Trump’s secret weapon for 2020 keeps quietly gathering steam

Sarah Wasko / Media Matters

If you live in a midsize city in a battleground state, you are more likely than ever to see pro-Trump propaganda on your local news by next election season -- thanks to conservative media giant Sinclair Broadcast Group, the Federal Communications Commission, and the Trump administration itself.

Last week, the Federal Communications Commission (FCC) quietly voted along party lines to eliminate its “main studio rule,” which mandated that local news stations maintain offices within the communities they serve. Without the main studio rule, Sinclair is free to consolidate and centralize local news resources in its roughly 190 stations across the country, eliminating the “local” element of local news as much as possible.

This move is just the latest in a thriving symbiotic relationship between the openly conservative Sinclair and the Trump FCC, a relationship that seems to benefit all parties but the American public. And there’s more to come.

Sinclair is known for its history of injecting right-wing spin into local newscasts, most notably with its nationally produced “must-run” commentary segments. The segments, which all Sinclair-owned and operated news stations are required to air, include (frequently embarrassing) pro-Trump propaganda missives from former Trump aide Boris Epshteyn, rants about “politically correct” culture from former Sinclair exec Mark Hyman, and fearmongering “Terrorism Alert Desk” segments that seem to largely focus on just about anything Muslims do.

Just yesterday, for example, as news broke of the federal indictments of former Trump campaign chairman Paul Manafort and campaign staffer Rick Gates and the guilty plea of George Papadopoulos for lying to the FBI during its investigation into Russian meddling -- making it  perhaps the worst day in Trump’s presidency so far -- Sinclair was airing a “Bottom Line With Boris” segment in which Epshteyn asserted that impending Republican tax reform was contributing to a soaring stock market benefiting all Americans.

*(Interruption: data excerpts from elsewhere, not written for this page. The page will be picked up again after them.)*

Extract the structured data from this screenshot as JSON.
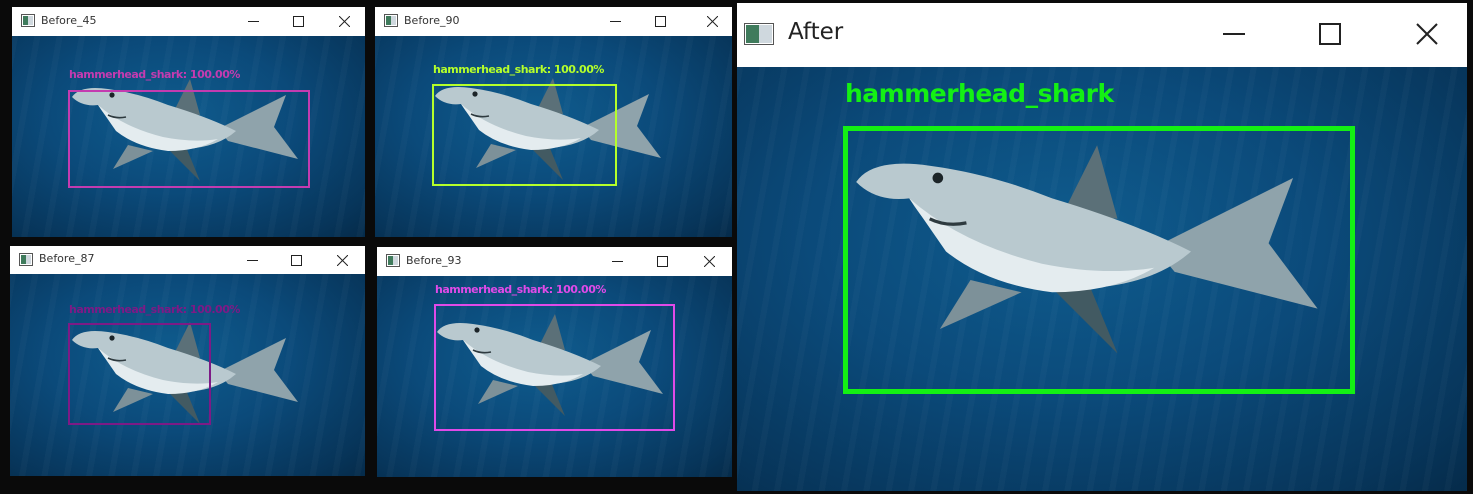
{
  "windows": {
    "before_45": {
      "title": "Before_45",
      "label": "hammerhead_shark: 100.00%",
      "color": "#c43bb0"
    },
    "before_90": {
      "title": "Before_90",
      "label": "hammerhead_shark: 100.00%",
      "color": "#b5ff2a"
    },
    "before_87": {
      "title": "Before_87",
      "label": "hammerhead_shark: 100.00%",
      "color": "#7d1a86"
    },
    "before_93": {
      "title": "Before_93",
      "label": "hammerhead_shark: 100.00%",
      "color": "#e04ae8"
    },
    "after": {
      "title": "After",
      "label": "hammerhead_shark",
      "color": "#14f014"
    }
  },
  "icons": {
    "minimize": "minimize-icon",
    "maximize": "maximize-icon",
    "close": "close-icon",
    "app": "app-window-icon"
  }
}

As it stands, Sinclair is broadcasting segments like these on stations across 34 states and the District of Columbia, particularly in local media markets for suburbs and mid-sized cities from Maine to California. The news behemoth is now awaiting FCC approval of its acquisition of Tribune Media, which would allow Sinclair to further spread its propaganda in the country’s top media markets, reaching nearly three-quarters of U.S. households. If last week’s actions are any indication of the five FCC commissioners’ adherence to party lines, the FCC seal of approval for this deal is pretty much a sure thing thanks to its current Republican majority.

Even before Trump won the election, Sinclair had aligned itself with him by reportedly striking a deal for greater press access to the then-candidate in exchange for better coverage. And since Trump took office and appointed a conservative FCC chairman, Ajit Pai, the agency has taken significant action to loosen its rules in ways that just so happen to allow Sinclair to further solidify its power.

In April, the commission voted to reinstate an outdated rule known as “the UHF discount,” which first cleared the way for Sinclair to purchase Tribune Media. The FCC prohibits major broadcasters like Sinclair from owning TV stations “that collectively reach more than 39 percent” of U.S. households -- but the UHF discount allowed entities to skirt this regulation by giving certain stations less weight when calculating this cap, based on outdated technology considerations. The discount was eliminated in 2016, but the FCC under Trump quickly moved to reinstate the outdated rule, making Sinclair’s anticipated expansion possible.

The FCC is now also making moves to relax its existing local media ownership caps, a proposal that would allow Sinclair to own more than one of the top four television news stations in certain local media markets. Currently, Sinclair uses existing loopholes to effectively control the operations of more than one top station by entering into news share agreements with other owners. In Sioux City, IA, for example, Sinclair owns the Fox affiliate, KPTH, and operates the CBS affiliate, KMEG, through a “joint services agreement” with KMEG’s owner. The stations are branded together as “Siouxland News” and now share a website, headquarters, and news staff. The new FCC proposal, which will be voted on in November, would eliminate all the extra hassle involved in structuring sharing agreements like this one, letting Sinclair cut right to the chase and own multiple top local stations outright. This would especially help Sinclair as it finalizes its purchase of Tribune Media, leaving the broadcasting giant free to acquire new stations in its existing markets without having to worry about selling off any station properties to comply with FCC rules.

The same proposal would also relax FCC regulations that cap media market ownership across television and radio platforms. Sinclair’s 2015 acquisition of its own digital media and mobile news platform, Circa -- a serial news misinformer in its own right -- and recent rumors that it’s exploring a partnership with serial sexual predator Bill O’Reilly hint that the broadcasting company is looking for new ways to deliver conservative news. These FCC changes would certainly permit Sinclair to experiment with consolidating resources at local news stations and redirecting those resources into newer, covert avenues to add right-wing spin to newscasts.

We know that voters continue to trust local news more than national sources. Sinclair and the Trump FCC are working in tandem to exploit that trust with greater precision and power than ever before -- just in time for the 2018 and 2020 elections.